Now there’s Astro
Transmeta has answered Intel’s Centrino song and dance by releasing details about its latest TM8000 chip. Codenamed Astro, the new processor includes all three of the interfaces — 400MHz HyperTransport bus, DDR400 RAM and four AGP connections — on the chip. This means TM8000 can achieve more work per clock cycle, which should allow it to offer faster performance, Transmeta said. It has also boosted the number of instructions it can execute up to eight per clock cycle. No doubt Transmeta hopes these enhancements will help it to overcome the performance issues that have dogged its Crusoe processor.

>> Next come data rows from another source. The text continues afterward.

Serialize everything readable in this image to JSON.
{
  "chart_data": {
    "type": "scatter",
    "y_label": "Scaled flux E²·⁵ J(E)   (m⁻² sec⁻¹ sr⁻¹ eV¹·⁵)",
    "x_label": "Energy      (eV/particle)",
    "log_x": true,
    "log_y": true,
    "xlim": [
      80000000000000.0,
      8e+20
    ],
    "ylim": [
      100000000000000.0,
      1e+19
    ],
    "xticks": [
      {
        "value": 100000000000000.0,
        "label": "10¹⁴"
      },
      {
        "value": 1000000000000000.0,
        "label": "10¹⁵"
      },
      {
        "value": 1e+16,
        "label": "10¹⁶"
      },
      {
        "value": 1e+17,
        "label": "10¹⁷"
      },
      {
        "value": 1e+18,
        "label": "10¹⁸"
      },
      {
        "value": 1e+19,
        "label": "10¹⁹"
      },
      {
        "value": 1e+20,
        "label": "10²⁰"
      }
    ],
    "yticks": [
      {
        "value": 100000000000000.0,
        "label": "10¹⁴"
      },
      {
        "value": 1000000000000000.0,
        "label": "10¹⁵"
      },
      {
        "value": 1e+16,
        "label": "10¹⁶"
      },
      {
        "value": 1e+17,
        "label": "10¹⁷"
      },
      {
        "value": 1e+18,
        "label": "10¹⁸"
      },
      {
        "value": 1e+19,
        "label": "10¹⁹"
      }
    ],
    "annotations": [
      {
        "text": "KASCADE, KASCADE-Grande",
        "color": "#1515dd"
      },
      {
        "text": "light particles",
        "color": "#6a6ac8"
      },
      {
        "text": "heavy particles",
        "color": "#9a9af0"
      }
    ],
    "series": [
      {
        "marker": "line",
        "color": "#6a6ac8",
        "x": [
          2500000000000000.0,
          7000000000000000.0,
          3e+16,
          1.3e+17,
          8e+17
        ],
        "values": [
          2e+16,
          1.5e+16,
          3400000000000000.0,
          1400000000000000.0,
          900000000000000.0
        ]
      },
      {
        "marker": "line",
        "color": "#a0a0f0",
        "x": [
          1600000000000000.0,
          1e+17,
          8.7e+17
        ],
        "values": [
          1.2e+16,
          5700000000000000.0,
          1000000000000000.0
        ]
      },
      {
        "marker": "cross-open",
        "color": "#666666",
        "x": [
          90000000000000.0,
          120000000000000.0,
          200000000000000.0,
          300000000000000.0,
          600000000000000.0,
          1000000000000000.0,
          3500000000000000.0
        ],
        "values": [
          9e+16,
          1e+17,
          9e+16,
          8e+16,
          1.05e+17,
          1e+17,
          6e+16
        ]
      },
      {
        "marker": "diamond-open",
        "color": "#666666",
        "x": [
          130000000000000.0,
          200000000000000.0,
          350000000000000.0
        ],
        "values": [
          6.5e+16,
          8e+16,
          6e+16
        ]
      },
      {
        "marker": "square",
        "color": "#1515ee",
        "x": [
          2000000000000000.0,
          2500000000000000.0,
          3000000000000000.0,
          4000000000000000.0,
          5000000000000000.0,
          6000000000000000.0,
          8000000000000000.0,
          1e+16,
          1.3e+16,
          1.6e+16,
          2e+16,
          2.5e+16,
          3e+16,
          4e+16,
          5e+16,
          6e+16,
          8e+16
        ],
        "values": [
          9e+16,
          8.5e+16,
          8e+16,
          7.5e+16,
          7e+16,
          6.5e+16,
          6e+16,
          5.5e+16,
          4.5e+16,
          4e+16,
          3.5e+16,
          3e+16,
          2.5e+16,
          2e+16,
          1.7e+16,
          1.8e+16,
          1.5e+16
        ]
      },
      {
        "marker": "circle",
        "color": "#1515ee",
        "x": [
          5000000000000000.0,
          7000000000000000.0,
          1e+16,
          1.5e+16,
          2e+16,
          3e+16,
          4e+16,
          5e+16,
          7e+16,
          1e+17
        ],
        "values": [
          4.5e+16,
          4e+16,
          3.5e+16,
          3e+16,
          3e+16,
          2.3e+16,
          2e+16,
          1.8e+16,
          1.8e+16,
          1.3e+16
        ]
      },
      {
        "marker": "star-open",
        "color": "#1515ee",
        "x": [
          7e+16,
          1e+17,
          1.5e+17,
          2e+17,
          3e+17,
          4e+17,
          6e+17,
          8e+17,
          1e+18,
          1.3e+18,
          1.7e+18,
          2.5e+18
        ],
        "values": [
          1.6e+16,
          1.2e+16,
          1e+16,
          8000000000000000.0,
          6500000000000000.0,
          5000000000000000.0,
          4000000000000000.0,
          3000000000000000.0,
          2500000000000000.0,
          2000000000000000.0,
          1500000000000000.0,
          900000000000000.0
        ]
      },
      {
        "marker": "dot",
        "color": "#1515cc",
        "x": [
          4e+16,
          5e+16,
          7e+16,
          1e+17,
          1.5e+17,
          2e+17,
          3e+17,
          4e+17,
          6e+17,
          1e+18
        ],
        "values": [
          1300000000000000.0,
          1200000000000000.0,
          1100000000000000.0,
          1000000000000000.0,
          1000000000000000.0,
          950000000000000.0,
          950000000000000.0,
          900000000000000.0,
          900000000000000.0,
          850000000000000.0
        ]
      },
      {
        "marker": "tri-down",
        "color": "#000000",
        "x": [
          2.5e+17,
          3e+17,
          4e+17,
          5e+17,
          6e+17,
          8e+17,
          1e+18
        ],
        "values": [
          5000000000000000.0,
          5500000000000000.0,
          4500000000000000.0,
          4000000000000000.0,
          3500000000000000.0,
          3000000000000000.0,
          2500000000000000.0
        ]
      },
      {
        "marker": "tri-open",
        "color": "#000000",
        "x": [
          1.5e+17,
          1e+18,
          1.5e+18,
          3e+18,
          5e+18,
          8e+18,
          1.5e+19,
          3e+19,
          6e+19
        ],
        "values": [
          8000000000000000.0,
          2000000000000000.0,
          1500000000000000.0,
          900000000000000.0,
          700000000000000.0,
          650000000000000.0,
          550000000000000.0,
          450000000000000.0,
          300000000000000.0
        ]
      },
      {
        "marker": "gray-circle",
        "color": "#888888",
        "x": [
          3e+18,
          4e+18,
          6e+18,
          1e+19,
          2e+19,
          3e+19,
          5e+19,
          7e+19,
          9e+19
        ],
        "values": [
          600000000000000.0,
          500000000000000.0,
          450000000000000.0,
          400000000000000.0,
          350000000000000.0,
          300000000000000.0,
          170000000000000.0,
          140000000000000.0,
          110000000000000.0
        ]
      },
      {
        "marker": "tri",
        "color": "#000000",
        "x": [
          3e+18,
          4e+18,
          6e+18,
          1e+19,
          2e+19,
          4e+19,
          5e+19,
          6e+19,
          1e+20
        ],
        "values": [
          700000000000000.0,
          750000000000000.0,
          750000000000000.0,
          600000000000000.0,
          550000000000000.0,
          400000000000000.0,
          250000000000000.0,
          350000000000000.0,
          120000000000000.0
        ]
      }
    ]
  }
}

The TM8000 is due to go into mass production in the third quarter of 2003.
Intel reasseses Q1
Intel has reaffirmed its first-quarter revenue guidance, predicting that slightly higher sales of its PC and server processors will be offset by slightly lower sales of communications processors. First-quarter revenue should come in between $US6.6 billion and $US6.8 billion, Intel said. That is a narrower range than that given during the company’s fourth-quarter earnings call in January. At that time, Intel had predicted revenue between $US6.5 billion and $US7 billion.
400MHz bus coming
A new chipset from Silicon Integrated Systems (SiS) announced at CeBIT last week supports a 400MHz front-side bus for AMD’s Athlon XP processors. AMD had downplayed reports a few weeks ago that it had instructed its chipset manufacturers to include support for the bus, saying it was still evaluating its product decisions. A faster front-side bus allows data to travel between the processor and the memory at higher rates, increasing overall performance. The SiS748 chipset also features support for DDR400 (double data rate 400MHz) memory and AGP (accelerated graphics port) 8x technology.